I am attempting to prepare a simulation box containing a mixture of ethanol and water. Ethanol is modeled using the OPLS-UA force field, and water is modeled using the TIP4P model.

As defined in the input script water_ethanol_box_3000_0.2.txt, I generated a system containing 600 ethanol molecules and 2400 water molecules. After energy minimization, I attempted a short npt simulation. However, the run failed with the following error:

ERROR: Non-numeric pressure - simulation unstable (src/fix_nh.cpp)

As defined in the input script water_ethanol_box_3000_0.2.log , this instability appears to originate from the high energy and NaN pressure reported at the end of the minimization step.

For comparison, I changed the composition to 450 ethanol and 2550 water molecules (keeping the total number constant).
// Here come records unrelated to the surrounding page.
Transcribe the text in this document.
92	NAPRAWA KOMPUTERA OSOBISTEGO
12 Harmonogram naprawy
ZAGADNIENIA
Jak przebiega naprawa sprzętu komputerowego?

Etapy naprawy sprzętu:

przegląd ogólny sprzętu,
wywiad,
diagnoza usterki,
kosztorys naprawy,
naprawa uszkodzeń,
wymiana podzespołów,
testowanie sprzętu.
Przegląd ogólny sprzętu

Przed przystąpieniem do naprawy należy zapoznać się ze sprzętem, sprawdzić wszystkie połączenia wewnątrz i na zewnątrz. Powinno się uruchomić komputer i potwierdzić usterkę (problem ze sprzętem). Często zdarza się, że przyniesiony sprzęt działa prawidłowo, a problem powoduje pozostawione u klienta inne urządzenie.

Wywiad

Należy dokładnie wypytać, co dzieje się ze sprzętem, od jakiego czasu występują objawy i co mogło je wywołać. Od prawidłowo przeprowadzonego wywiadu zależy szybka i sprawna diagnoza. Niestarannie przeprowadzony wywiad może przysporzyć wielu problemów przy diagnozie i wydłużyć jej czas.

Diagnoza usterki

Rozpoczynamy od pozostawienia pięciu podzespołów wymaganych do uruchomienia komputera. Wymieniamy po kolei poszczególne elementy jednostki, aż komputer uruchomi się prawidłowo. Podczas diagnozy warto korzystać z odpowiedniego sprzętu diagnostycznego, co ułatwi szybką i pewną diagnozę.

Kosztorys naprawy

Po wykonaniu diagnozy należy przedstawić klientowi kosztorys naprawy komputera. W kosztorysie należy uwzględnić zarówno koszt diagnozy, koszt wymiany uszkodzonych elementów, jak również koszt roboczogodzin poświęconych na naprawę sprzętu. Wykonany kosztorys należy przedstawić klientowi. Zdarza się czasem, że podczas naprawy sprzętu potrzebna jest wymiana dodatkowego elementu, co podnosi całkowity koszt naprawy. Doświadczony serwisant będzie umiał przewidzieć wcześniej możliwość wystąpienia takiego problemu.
The simulation with this new configuration (water_ethanol_box_3000_0.15.txt) ran without errors, but the total energy after minimization remained high, and the temperature spiked immediately after entering the npt phase. If I run the npt simulation for a sufficiently long time, the temperature stabilizes at around 315 K.

Here are additional details:

  • Atomic overlaps were checked using delete_atoms overlap 0.1 all all, and no overlaps were found.
  • The minimization settings used were the LAMMPS default (minimize 1.0e-4 1.0e-6 100 1000).
  • The simulation box size was set to match the target density (0.97 g/cm³).

I would like to ask:

  • Is the high energy state after minimization expected behavior in these mixed systems?
  • Is it acceptable that temperature spikes and then settles during npt?
  • How can I improve the minimization so that the system becomes more stable prior to npt?

Any advice or suggestions would be greatly appreciated.

Best regards,
asas

Minimization will only find a (local) minimum that is close to the initial state. That will be a global minimum only in the most trivial of cases. For random initial placement this will definitely not be the case and there are no minimization settings that can change that.

Kinetic energy may raise, but you should take measures that it doesn’t rise too much:

  • use a short(er) timestep at the beginning
  • don’t run fix npt but fix nvt or fix langevin + fix nve until temperature and pressure have stabilized somewhat and potential energy has gone down significantly
  • initially run a shorter MD runs interleaved with minimizations to remove potential energy and get you closer to equilibrium

You cannot, see my answers to the previous questions.